Additionally, missing or mutated GALNT11 has downstream effects on mineral homeostasis and bone composition.

Another condition, hyperphosphatemic familial tumoral calcinosis (HFTC), is associated with mutations in the GALNT3 transferase. Patients experience dysregulation of blood phosphate levels, leading to painful calcified masses in their soft tissues and vasculature. There are no effective treatments. Ten Hagen collaborates with Drs. Michael Collins and Kelly Roszko at the NIH Clinical Center to treat these patients and understand the basis of disease.

Dr.
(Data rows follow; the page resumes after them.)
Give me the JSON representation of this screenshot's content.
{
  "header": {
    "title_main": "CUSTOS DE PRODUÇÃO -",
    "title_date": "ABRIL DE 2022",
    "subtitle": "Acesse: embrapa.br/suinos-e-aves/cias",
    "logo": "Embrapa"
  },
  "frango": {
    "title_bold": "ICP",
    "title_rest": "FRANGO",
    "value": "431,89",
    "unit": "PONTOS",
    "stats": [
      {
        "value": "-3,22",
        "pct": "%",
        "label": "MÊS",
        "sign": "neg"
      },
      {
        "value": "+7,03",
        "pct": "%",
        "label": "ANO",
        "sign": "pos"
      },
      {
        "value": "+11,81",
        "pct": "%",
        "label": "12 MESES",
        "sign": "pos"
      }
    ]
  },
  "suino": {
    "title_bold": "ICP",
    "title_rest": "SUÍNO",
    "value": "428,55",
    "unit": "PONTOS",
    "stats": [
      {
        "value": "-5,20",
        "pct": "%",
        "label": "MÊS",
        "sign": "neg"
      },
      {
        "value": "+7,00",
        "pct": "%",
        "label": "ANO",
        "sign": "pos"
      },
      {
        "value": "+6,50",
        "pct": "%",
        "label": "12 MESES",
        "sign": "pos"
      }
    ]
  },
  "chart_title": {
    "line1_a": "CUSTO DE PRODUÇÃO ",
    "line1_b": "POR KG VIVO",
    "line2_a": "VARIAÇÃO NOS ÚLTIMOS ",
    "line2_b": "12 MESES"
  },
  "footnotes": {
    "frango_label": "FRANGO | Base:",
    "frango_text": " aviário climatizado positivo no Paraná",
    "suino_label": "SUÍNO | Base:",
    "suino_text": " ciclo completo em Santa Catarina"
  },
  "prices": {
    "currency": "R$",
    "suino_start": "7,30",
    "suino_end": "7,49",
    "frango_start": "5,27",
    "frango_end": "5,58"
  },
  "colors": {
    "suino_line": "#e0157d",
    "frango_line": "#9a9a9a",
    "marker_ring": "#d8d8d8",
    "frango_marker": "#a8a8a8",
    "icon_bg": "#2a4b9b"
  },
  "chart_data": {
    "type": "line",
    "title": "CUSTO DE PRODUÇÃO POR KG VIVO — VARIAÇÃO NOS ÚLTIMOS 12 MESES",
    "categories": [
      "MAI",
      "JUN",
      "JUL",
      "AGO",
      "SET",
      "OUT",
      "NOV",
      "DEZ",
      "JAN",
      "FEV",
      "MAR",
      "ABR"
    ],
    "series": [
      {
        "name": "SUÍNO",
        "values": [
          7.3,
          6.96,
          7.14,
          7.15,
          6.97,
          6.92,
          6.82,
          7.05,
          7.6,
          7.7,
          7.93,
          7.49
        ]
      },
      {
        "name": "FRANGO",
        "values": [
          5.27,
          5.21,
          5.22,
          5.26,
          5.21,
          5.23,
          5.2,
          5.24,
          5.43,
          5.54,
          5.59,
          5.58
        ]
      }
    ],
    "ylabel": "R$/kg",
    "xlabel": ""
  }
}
Liping Zhang, a staff scientist in Ten Hagen’s lab, designed a cell culture system to study patients’ individual mutations and develop targeted therapeutics. 

With this cell culture system, Ten Hagen said, “We can design strategies to increase the activity of GALNT3 in situations where a mutation causes low levels of activity, or increase the stability of those that appear to be misfolded.”

Mucin secretion is often disrupted in diseases of the oral cavity and digestive system. If Ten Hagen could image the mucin biosynthesis and secretion process in real time, then she could determine a healthy baseline to compare to the diseased state.

She conducted the imaging in an unlikely subject: Drosophila salivary glands, whose secretory granules (the “packaging” that holds the mucins) are 10 to 100 times larger than in mammals. The process of packaging the mucins is “one of the longstanding questions in this field,” Ten Hagen said.

Image
Microscopic image of a section of a cell filled with circular secretory vesicles.
Salivary glands with mucin-containing secretory vesicles within them.

Photo:  Duy Tran/NICDR

Her former postdoc Dr. Duy Tran set up this system to image mucin production, packaging and secretion in real time in a living organ. Another former postdoc, Dr. Zulfeqhar Syed, conducted imaging to show how mucins are restructured and compacted within secretory granules. 

“A mature granule contains multiple distinct mucins that are restructured in a way to have intragranular segregation of the mucins, which may be a precaution, so the mucins don’t ‘gum up the works’ when they are secreted,” explained Ten Hagen.

But what about when the mucins are malformed? They cannot compact properly within the secretory granules, eventually causing them to rupture.

“We believe mucin compaction is important in terms of the stability of the granules and secretory cells,” she said. Understanding how different mucins are packaged into and secreted from secretory granules may help researchers better understand diseases resulting from defects in mucin secretion.

Ultimately, Ten Hagen’s lab seeks a mechanistic understanding of how aberrant O-glycosylation contributes to disease, in order to design novel therapeutic strategies.

In addition to recognizing her scientific accomplishments, the lecture also honored her contributions as a mentor. 

“I feel incredibly fortunate to have been mentored by someone who exemplifies integrity, generosity and intellectual curiosity,” said Dr. Alyssa Lee.

Dr. Carolyn May found a staunch advocate in Ten Hagen: “I was told to tone down my feminine voice during my process of applying to medical school, but Dr. Ten Hagen stood firmly by my side. Her unwavering support reaffirmed that my voice belonged in medicine, and Dr. Ten Hagen embodies the kind of mentor who not only trains scientists but shapes future leaders.”